Sunday, November 10, 2013

More on Moore

So in episode 19 season 1 of The Mary Tyler Moore show Murray has his play produced and the show is trashed by a local critic, but it turns out the critic hates everything, including My Fair Lady and Hamlet.

This inspired me to see what critics had to say about the MTM show back in the day. Well the New Yorker, which can't STFU about the current TV series Girls had nothing to say about the original Girls.

But the New York Times's John J. O'Connor wrote this weirdly snarky review about what is now generally agreed to be the gold standard of television sit-coms, on April 21, 1971:
"Mary Tyler Moore" is a sitcom. 
That is not my latest contribution to the literature of graffiti. That is a fact. A sitcom, as the trade pros would have it, is a situation comedy, one of the most fragile, abused and perishable of television formats. For one super-successful "I Love Lucy," there are probably a couple dozen super-embarrassing duds. A few still manage to survive, though, and at least occasionally are worth closer inspection. 
The "Mary Tyler Moore Show," already on TV's crowded re-run trail, can be seen Saturdays at 9:30 PM over the Columbia Broadcasting System. Among the magic few, it is a new half-hour comedy series this year that actually will be returning next season. 
The format? Mary, a bachelor girl perched precariously around age 30, works for a TV news station in Minneapolis, where - as the bouncy introductory song puts it - she "just might make it after all." So the situations revolve around Mary at work as indispensable secretary-Girl Friday, and Mary at home, as an attractive unmarried on the brink of affairs as numerous as the series is long. 
All right, already, it's a format, no better or worse than most formats. There's the potential for mass empathy, with all those bachelor girls out there in the real world, along with their families and myriad suitors.

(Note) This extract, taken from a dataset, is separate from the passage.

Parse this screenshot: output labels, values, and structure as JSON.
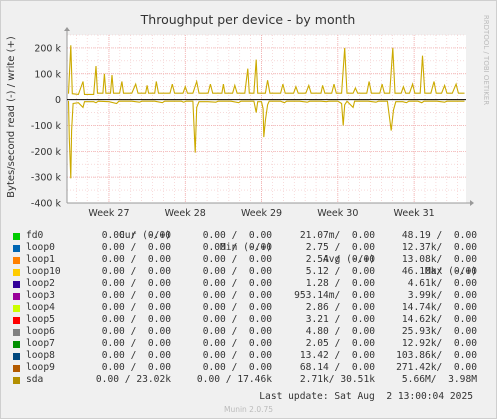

And there's the potential for longevity, with Mary looking healthy enough to keep cavorting at least until the ripe old age of 45. 
With little or no need for character development, the emphasis is on plot, and that is the key ingredient in the long-running television series…
The creators, writers and producers of the "Mary Tyler Moore Show" are James Brooks and Alan Burns. The plots tend to be breezy, somewhat inane and, after three minutes, utterly predictable. It's all much like your average Broadway comedy. And of course there are the contemporary "swinging" touches, much in the way pre-marital sex and a certain eight-letter word were used to update the cliche format of the film "Love Story."
 
Within the familiar plots, however, the viewer can find a good many first-rate bits and pieces. The program's strongest points are the actors. Miss Moore's Mary is a most agreeable bundle of leggy charm. And her two steady friends make effective foils - Cloris Leachman as Phyllis and especially Valerie Harper as the wise-cracking Rhoda. Miss Harper, currently in Broadway's "Story Theater," can pick up a piece of candy, mutter "I should just apply this thing directly to my hips," and manage to make an ordinary line very funny. 
At the television station, Mary's boss is Grant, played to a superb Edgar-Kennedy slow burn by Edward Asner. Grant's complimentary nature runs to exhortations such as "Keep up the fair work, Murray!" Murray (Gavin MacLeod) is the resident copy supplier, and Ted (Ted Knight) is the egomaniacal newscaster, complete with silvery mane… 
…And so it goes in the world of situation comedy. Nothing terribly significant but, on the Mary Tyler Moore Show" at least, enough to pass a pleasant half hour.

Some thoughts:

"Certain eight-letter word"? What does that mean?

The critics adored that line "can pick up a piece of candy, mutter "I should just apply this thing directly to my hips" - they always mention it.

What does Edgar-Kennedy slow burn mean?
Oh, never mind, found it.
Something else I discovered - thanks to the MTM show I learned that they packaged ice cream in Minneapolis in 1970 like Chinese takeout. (Mary Richards had her tonsils out and everybody kept giving her ice cream.)